Today, hardware-in-the-loop (HIL) simulation is common practice as a testing methodology for electronic control units (ECUs). An essential criterion for the efficiency of an HIL system is the availability of powerful test automation having access to all of its hardware and software components (including I/O channels, failure insertion units, bus communication controllers and diagnostic interfaces). The growing complexity of vehicle embedded systems, which are interconnected by bus systems (like CAN, LIN or FlexRay), result in hundreds or even thousands of tests that have to be done to ensure the correct system functionality. This is best achieved by automated testing.

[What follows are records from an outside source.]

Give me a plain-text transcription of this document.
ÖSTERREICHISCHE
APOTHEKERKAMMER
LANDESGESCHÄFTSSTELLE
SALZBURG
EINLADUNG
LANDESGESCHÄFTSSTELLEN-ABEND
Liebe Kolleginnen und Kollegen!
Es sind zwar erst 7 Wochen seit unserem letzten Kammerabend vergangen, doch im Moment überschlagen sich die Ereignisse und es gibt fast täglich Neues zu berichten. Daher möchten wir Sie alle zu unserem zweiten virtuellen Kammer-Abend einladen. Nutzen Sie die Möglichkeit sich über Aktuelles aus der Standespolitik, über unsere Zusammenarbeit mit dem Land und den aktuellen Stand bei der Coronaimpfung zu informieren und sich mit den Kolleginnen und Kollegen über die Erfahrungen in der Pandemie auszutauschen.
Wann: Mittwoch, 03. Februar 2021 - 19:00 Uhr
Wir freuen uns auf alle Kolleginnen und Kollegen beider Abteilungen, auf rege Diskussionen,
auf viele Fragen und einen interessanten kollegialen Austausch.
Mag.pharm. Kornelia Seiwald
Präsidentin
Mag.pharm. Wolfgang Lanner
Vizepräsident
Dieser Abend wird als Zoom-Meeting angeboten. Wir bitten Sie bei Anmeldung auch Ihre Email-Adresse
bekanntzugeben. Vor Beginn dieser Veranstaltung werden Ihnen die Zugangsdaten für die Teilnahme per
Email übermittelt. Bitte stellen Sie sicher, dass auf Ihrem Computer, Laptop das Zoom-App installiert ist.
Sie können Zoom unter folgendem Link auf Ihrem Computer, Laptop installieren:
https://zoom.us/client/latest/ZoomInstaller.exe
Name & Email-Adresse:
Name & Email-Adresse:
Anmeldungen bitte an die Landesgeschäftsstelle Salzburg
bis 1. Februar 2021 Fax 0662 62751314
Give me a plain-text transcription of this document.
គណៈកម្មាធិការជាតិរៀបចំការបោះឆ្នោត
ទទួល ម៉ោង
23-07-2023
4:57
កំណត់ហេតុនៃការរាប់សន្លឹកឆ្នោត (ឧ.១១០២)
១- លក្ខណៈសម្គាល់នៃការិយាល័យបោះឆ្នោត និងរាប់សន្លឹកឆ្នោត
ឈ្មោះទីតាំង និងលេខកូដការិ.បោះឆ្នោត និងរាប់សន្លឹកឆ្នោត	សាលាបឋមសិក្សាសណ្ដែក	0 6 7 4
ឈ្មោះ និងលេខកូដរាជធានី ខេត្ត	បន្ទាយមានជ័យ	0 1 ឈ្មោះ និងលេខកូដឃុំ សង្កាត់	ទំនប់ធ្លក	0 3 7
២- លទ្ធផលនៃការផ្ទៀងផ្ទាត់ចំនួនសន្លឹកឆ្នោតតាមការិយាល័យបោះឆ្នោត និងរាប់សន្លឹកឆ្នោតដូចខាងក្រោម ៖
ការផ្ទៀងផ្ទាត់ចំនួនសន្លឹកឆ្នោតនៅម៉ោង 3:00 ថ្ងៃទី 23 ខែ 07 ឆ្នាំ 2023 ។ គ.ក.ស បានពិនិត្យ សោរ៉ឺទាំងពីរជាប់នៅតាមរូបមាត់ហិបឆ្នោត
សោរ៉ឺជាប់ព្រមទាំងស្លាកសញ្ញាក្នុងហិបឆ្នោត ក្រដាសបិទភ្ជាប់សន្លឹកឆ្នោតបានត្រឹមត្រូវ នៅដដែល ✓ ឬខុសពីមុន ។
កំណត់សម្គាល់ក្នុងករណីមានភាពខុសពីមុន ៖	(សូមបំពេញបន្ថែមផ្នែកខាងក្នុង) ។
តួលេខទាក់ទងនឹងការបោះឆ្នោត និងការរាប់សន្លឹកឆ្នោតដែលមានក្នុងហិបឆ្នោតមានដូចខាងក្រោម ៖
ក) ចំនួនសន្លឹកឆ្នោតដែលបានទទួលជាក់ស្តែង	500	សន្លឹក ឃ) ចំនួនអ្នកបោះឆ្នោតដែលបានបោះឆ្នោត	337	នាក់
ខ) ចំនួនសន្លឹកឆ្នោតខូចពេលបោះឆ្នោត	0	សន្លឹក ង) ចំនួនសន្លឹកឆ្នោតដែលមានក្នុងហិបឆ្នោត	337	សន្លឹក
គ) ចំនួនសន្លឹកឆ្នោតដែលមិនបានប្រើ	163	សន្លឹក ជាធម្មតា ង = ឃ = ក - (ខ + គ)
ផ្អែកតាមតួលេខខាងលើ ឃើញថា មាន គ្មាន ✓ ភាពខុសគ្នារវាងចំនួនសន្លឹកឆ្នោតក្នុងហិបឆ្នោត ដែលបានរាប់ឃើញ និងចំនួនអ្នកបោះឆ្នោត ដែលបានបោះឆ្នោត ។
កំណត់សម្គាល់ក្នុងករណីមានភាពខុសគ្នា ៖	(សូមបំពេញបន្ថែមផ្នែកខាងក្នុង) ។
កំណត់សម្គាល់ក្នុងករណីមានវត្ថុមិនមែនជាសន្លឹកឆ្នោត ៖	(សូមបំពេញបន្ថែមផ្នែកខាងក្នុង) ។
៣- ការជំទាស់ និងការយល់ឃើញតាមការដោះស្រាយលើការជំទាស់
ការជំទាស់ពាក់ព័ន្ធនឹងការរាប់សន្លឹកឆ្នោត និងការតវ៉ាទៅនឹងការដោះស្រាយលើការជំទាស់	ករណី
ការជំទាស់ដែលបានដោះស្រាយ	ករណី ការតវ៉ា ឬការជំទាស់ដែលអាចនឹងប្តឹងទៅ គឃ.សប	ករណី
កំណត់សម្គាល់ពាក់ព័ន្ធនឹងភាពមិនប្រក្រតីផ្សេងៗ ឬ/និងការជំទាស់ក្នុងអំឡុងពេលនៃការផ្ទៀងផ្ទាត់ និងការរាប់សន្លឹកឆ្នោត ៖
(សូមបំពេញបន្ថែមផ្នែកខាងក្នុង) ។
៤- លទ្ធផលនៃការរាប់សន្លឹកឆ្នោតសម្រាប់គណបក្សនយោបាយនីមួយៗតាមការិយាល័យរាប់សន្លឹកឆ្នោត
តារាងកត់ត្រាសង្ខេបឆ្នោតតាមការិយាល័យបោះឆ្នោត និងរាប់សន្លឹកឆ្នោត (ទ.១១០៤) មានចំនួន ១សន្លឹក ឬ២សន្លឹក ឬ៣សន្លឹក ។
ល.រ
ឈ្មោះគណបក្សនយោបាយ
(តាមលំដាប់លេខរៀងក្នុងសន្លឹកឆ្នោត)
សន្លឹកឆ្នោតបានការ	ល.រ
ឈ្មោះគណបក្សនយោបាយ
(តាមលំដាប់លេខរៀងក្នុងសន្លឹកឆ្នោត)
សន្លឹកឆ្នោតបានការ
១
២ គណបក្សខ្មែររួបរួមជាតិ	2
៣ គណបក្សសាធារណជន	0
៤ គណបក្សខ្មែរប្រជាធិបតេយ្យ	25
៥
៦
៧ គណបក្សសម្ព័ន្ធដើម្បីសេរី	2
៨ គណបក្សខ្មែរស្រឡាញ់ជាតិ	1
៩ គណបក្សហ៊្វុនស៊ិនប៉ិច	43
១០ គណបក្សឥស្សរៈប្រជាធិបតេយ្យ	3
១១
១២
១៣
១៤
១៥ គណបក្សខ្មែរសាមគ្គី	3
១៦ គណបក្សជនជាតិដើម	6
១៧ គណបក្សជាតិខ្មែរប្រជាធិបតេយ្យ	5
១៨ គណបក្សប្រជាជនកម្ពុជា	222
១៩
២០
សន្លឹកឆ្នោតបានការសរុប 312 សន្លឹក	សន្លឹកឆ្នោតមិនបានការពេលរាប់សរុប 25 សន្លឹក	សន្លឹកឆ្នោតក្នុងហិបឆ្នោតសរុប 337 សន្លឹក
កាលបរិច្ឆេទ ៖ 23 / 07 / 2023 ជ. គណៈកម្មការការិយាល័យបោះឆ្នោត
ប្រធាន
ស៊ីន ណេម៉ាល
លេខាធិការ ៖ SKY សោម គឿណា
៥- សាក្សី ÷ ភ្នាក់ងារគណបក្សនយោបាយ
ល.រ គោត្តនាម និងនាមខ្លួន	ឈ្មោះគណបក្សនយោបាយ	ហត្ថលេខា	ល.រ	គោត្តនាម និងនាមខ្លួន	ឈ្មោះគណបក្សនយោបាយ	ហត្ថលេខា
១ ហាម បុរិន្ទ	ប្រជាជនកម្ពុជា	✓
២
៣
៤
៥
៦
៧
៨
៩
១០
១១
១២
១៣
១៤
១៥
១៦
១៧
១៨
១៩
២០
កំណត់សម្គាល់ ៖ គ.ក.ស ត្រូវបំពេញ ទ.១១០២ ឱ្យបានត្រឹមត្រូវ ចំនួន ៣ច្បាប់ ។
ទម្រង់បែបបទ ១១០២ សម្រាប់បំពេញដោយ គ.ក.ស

Automated testing usually is performed by executing tests on a standard PC, which is interconnected to the HIL system. However, higher demands regarding timing precision are hard to accomplish. As an example, ECU interaction has to be captured and responded to in the range of milliseconds. Such hard real-time constraints require the tests to be executed in real-time.
There is a need for a concept to execute tests in real-time on the processor board of the HIL simulator synchronously with the execution of the simulation model. The test description must be easy to learn and must provide a powerful means for software reuse, e.g. through libraries and object-orientation. Additionally, it must be possible to access all of the HIL components, such as hardware, real-time-model, communication buses, and diagnostic interfaces from within real-time tests.
In this paper we present a real-time testing concept meeting such demands. By applying this method, it is possible to implement sample-time-precise, highly reproducible tests with deterministic functional and timing behaviour. Such tests can be written using Python as a standard object-oriented scripting language, and executed in real-time without the need to modify and recompile the real-time model. Thus, the paper provides a new quality in automated testing of ECUs by introducing real-time execution as a core concept.